Il presidente e altre vie per l’Italia che verrà

Per Sergio Mattarella è stato l’ultimo 2 Giugno, l’ultima festa della Repubblica da Capo dello Stato. Forse. Non è escluso infatti che le circostanze lo inducano a cambiare il suo pur fermissimo «no» all’ipotesi di rielezione (sul precedente di Giorgio Napolitano). Di fronte alle continue sollecitazioni, più volte Mattarella ha ripetuto la sua intenzione di «riposarsi» e soprattutto ha confermato la contrarietà proprio all’idea di un secondo mandato dando ragione postuma al suo predecessore Antonio Segni che avrebbe voluto inserire la non rieleggibilità in Costituzione. Però la politica ha anche la sua logica stringente e il Paese ha i suoi bisogni. L’Italia che, ha detto ieri nelle celebrazioni, si trova come nel 1946, 75 anni fa, alla vigilia di una fase di ricostruzione nazionale, deve tenere in sicurezza le istituzioni. A cominciare dal Quirinale la cui stabilità e prestigio è ormai da decenni un punto di riferimento non solo per tutti gli italiani, o per la stragrande maggioranza di loro, ma anche per il contesto internazionale, europeo, d’Oltreatlantico, per i mercati e gli organismi di sicurezza.

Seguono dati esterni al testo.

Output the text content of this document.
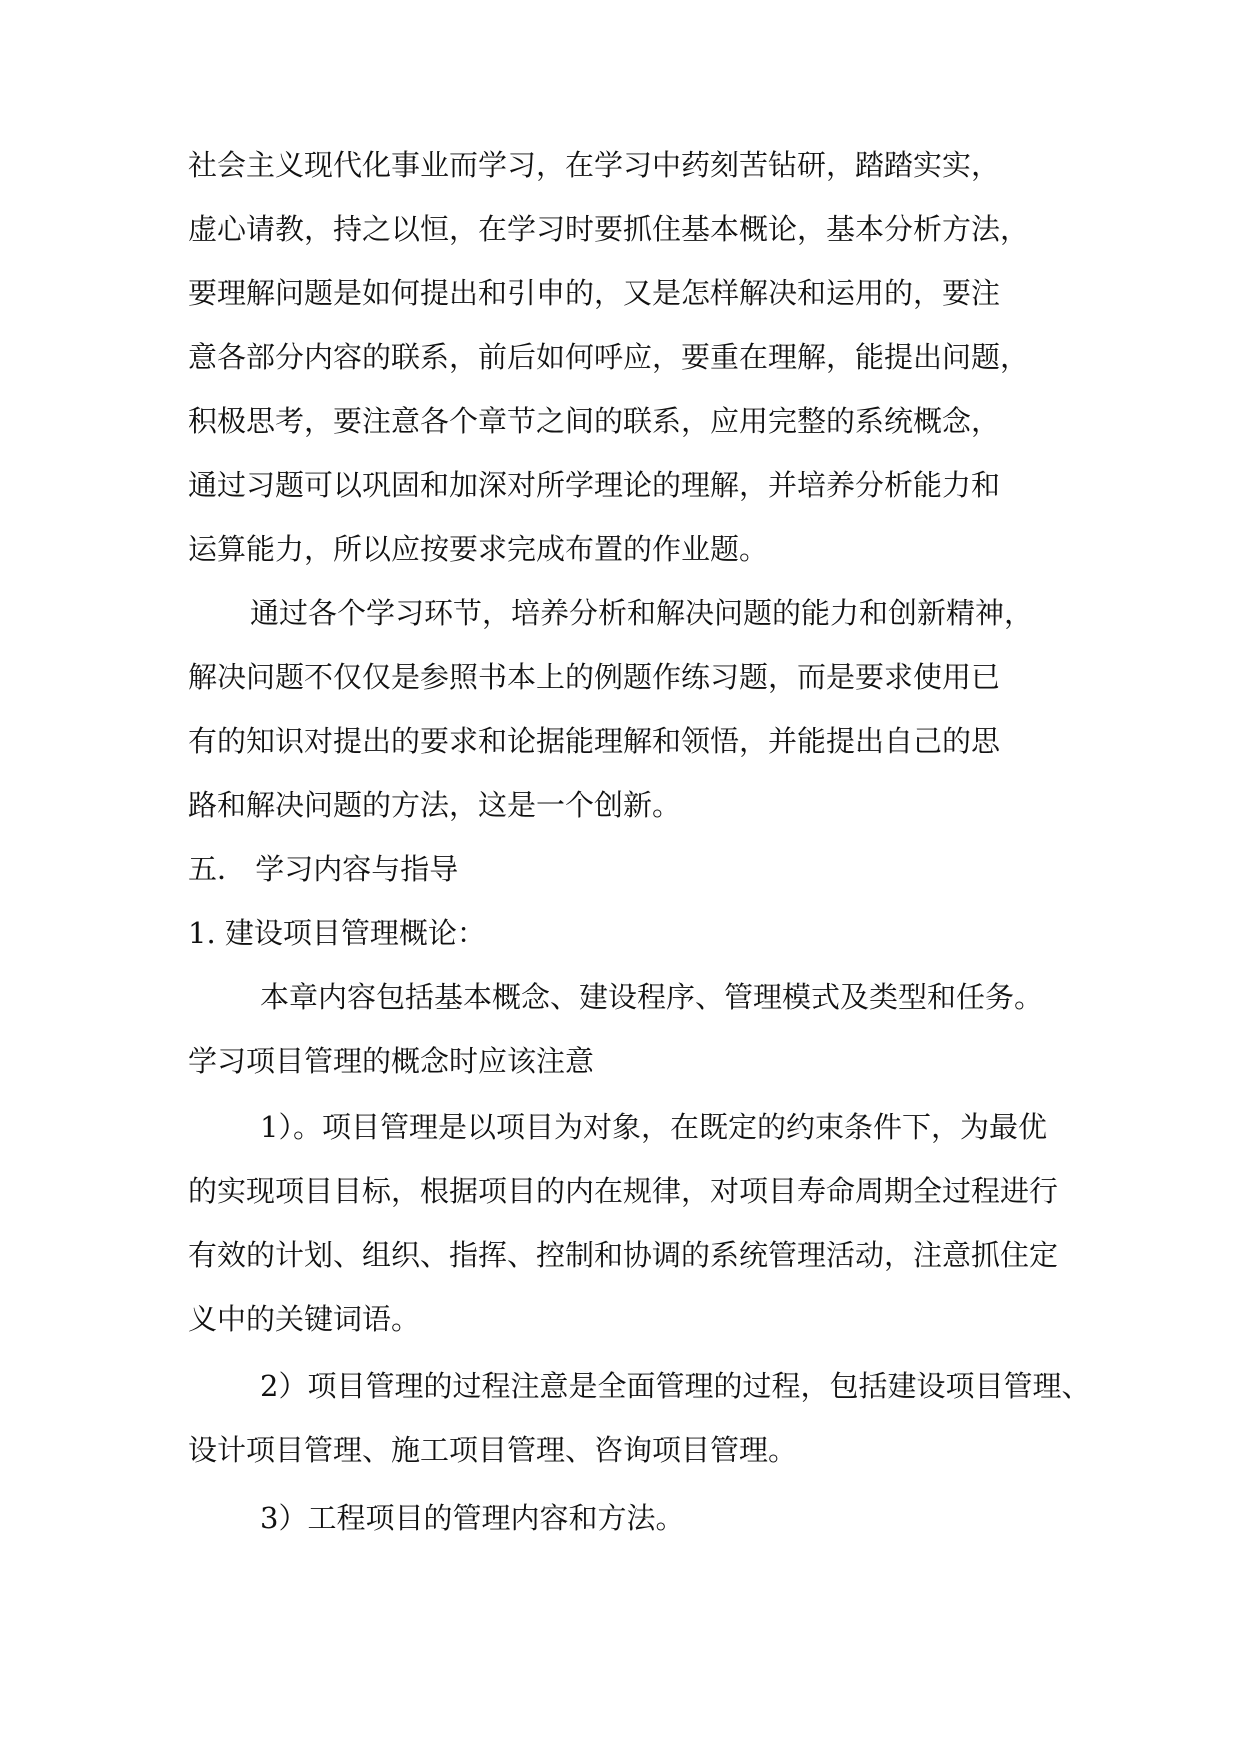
社会主义现代化事业而学习，在学习中药刻苦钻研，踏踏实实，
虚心请教，持之以恒，在学习时要抓住基本概论，基本分析方法，
要理解问题是如何提出和引申的，又是怎样解决和运用的，要注
意各部分内容的联系，前后如何呼应，要重在理解，能提出问题，
积极思考，要注意各个章节之间的联系，应用完整的系统概念，
通过习题可以巩固和加深对所学理论的理解，并培养分析能力和
运算能力，所以应按要求完成布置的作业题。
通过各个学习环节，培养分析和解决问题的能力和创新精神，
解决问题不仅仅是参照书本上的例题作练习题，而是要求使用已
有的知识对提出的要求和论据能理解和领悟，并能提出自己的思
路和解决问题的方法，这是一个创新。
五． 学习内容与指导
1. 建设项目管理概论：
本章内容包括基本概念、建设程序、管理模式及类型和任务。
学习项目管理的概念时应该注意
1）。项目管理是以项目为对象，在既定的约束条件下，为最优
的实现项目目标，根据项目的内在规律，对项目寿命周期全过程进行
有效的计划、组织、指挥、控制和协调的系统管理活动，注意抓住定
义中的关键词语。
2）项目管理的过程注意是全面管理的过程，包括建设项目管理、
设计项目管理、施工项目管理、咨询项目管理。
3）工程项目的管理内容和方法。
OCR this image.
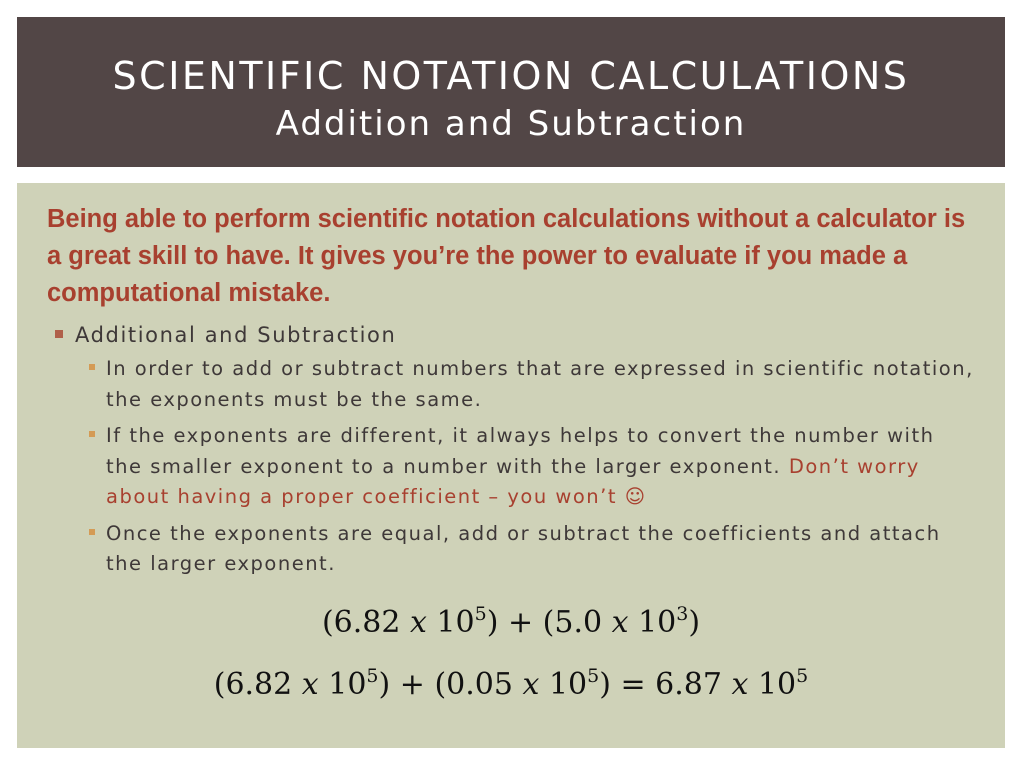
SCIENTIFIC NOTATION CALCULATIONS
Addition and Subtraction

Being able to perform scientific notation calculations without a calculator is a great skill to have. It gives you’re the power to evaluate if you made a computational mistake.

Additional and Subtraction
In order to add or subtract numbers that are expressed in scientific notation, the exponents must be the same.
If the exponents are different, it always helps to convert the number with the smaller exponent to a number with the larger exponent. Don’t worry about having a proper coefficient – you won’t ☺
Once the exponents are equal, add or subtract the coefficients and attach the larger exponent.
(6.82 x $10^5) + (5.0$ x $10^3$)
(6.82 x $10^5) + (0.05$ x $10^5) = 6.87$ x $10^5$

Nelle tante tribolazioni della politica italiana, il Colle è stato sempre visto come un presidio sicuro (anche perché fortunatamente i partiti quasi mai hanno sbagliato a scegliere l’uomo da portare sulla prima poltrona repubblicana) quantomeno dai tempi di Pertini. E la rielezione di Napolitano in un momento di marasma politico e di maggioranze inesistenti nel pieno della tempesta finanziaria, ne è la riprova. Ora molti vorrebbero ripetere l’esperimento con Mattarella, almeno per un paio d’anni, lasciando Draghi a Palazzo Chigi a completare il lavoro del Recovery Plan e poi magari spedire il presidente del Consiglio a sostituire Mattarella in corso di settennato. Un piano perfetto, probabilmente il più ragionevole, che ha uno scoglio: Mattarella medesimo. In questa incertezza è difficile dunque considerare i discorsi di queste celebrazioni come il vero «testamento politico» del presidente. Di sicuro sono state parole pesanti e pesate, come sempre.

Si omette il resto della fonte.